Olena Palko, Assistant Professor at the Chair for East-European History at the University of Basel, Switzerland, is a historian of Ukraine and modern Eastern Europe. Educated at Kyiv Taras Shevchenko National University, Ukraine, she holds a PhD in History from the University of East Anglia (UK). She has previously worked at Birkbeck College, University of London, and has held Research Fellowships at the Vienna Institute for Human Sciences, Humboldt University (Berlin), the German Historical Institute in Warsaw, and the Polish Institute for Advanced Studies. Olena Palko is a member of the Advisory Board of the Ukrainian Research in Switzerland (URIS). She is the author of Making Ukraine Soviet. Literature and Cultural Politics under Lenin and Stalin (Bloomsbury Academic, 2020), and a co-editor of Making Ukraine: Negotiating, Contesting, and Drawing Borders in Twentieth Century (Montreal, 2022), and Ukraine’s Many Faces. Land, People, and Culture Revisited (Bielefeld, 2023). She is a co-convener of the Study Group for Minority History.
Panel:

Yasamin Alkhansa holds a PhD in International Education from the University of Sussex. She is interested in history education, focusing on how it contributes to the (re)production, accommodation and disruption of ideology and hegemonic narratives of the past. She has worked in different European and British institutes of higher education and is currently a visiting scholar at the University of St. Andrews, School of History, Department of Iranian Studies, where she is writing a book on the Politics of Teaching the Past in Iran, funded by the Independent Social Research Foundation (ISFR).
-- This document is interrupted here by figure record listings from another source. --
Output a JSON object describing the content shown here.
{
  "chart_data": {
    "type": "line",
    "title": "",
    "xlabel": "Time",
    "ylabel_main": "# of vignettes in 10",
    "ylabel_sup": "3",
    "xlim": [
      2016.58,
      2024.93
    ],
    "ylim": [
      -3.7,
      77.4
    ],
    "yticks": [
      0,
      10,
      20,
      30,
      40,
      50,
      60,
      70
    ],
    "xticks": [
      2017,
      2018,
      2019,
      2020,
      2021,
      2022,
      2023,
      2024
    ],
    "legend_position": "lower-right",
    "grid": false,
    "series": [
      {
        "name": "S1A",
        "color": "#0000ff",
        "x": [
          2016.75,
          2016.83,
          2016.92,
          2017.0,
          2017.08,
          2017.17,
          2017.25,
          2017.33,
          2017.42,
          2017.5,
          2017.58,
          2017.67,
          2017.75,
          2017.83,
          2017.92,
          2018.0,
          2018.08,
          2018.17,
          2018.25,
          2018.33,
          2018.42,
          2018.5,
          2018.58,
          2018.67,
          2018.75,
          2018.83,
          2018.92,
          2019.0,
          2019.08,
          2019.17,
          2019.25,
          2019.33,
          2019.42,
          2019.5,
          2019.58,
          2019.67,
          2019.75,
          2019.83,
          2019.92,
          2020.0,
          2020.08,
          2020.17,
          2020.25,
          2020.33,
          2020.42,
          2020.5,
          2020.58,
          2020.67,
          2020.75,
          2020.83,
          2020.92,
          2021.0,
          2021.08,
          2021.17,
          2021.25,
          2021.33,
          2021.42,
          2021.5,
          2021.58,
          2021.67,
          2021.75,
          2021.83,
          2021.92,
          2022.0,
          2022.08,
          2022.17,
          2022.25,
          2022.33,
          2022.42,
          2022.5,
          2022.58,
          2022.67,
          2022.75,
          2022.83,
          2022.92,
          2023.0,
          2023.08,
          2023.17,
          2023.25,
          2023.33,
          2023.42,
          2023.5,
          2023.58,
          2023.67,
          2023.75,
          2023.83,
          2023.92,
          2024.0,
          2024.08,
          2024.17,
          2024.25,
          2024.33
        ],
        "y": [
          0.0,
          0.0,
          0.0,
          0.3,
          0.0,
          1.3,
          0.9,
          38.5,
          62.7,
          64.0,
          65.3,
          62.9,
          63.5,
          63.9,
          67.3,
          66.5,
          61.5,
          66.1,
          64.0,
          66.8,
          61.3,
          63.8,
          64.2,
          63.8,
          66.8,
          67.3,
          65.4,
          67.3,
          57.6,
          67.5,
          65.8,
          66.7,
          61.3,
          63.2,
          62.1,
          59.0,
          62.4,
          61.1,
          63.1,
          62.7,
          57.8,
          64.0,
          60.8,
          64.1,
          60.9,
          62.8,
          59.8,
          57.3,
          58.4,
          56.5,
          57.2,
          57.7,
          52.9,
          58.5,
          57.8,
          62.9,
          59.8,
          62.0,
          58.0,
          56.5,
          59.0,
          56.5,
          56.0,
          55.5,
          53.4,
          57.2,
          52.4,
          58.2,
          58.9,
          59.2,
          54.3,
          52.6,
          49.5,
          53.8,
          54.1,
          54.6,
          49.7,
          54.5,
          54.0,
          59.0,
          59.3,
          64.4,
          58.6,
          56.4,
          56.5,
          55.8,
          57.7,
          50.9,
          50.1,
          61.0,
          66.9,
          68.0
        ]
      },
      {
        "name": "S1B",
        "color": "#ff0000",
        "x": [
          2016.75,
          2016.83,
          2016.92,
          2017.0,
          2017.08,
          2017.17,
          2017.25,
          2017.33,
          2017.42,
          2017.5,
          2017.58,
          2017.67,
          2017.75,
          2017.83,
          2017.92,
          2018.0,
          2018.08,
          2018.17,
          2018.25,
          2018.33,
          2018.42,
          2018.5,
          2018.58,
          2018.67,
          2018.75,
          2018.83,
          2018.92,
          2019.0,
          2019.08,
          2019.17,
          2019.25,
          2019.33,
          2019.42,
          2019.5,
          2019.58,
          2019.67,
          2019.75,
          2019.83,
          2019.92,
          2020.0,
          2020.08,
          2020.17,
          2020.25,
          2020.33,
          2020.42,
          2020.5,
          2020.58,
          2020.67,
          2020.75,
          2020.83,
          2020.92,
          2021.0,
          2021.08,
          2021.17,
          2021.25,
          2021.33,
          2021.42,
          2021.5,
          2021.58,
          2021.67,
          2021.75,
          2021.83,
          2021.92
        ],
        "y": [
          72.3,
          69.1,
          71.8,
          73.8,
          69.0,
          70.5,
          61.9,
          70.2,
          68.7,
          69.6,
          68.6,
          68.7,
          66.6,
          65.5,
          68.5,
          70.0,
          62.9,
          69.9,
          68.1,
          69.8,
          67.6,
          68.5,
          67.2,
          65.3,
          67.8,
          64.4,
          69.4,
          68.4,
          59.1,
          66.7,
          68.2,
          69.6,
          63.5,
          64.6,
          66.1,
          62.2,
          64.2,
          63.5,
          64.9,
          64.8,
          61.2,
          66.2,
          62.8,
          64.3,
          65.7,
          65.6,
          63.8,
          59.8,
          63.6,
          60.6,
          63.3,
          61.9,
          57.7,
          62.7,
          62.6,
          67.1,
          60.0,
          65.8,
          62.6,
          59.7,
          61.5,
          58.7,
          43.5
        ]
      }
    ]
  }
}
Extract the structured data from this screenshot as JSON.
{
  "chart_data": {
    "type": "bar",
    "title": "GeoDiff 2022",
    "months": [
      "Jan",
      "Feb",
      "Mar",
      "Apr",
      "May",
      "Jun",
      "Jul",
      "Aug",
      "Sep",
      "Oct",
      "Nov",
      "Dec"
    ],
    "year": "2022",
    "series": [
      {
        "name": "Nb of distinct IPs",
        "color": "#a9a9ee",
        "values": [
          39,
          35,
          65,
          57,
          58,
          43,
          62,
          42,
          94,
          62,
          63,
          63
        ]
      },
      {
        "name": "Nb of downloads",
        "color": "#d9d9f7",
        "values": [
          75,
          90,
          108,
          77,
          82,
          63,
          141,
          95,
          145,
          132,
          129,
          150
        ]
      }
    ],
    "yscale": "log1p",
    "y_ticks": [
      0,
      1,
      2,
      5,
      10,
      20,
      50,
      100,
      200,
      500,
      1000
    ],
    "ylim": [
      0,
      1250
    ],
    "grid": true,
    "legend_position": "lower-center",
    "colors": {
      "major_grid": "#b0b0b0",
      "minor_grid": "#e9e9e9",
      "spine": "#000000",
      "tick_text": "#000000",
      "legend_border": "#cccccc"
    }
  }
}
Ismael Cortés has a background in academic research and practical experience in his home country and international institutions. Currently holding the UNESCO chair of Philosophy for Peace, he earned his MA in Philosophy from the University of Granada and his MA and PhD in International Studies of Peace, Conflicts, and Development, graduating Summa Cum Laude. His research focuses on the interplay between ethics and politics to promote peaceful activism and social transformation. Ismael has held research positions at the University of Nottingham, the Human Rights Institute at Carlos III University of Madrid, the University of Granada, and the Central European University in Budapest. He has worked as a Policy Analyst for think tanks in Brussels, such as the Open Society European Policy Institute. He served as a Member of Parliament in Spain (2019-2023) and as a Senior Policy Analyst in the European Parliament (2023-2024). He is currently an Associate Professor in the Master's program in International Peace, Conflicts, and Development Studies at Universitat Jaume I.

Claire Holliss is the Head of History at Reigate College, a role she is combining with part-time study for a PhD in education at UCL. Her research concerns the inclusion of LGBTQ+ history in the curriculum. She has written about representation in the history curriculum for the journal Teaching History, the History Workshop Journal Online and was part of the writing team for a textbook on social history in 20th century Britain published by Hodder Education. She has also delivered teacher-training sessions for Hodder and for PGCE students at the universities of Reading, Worcester and Manchester.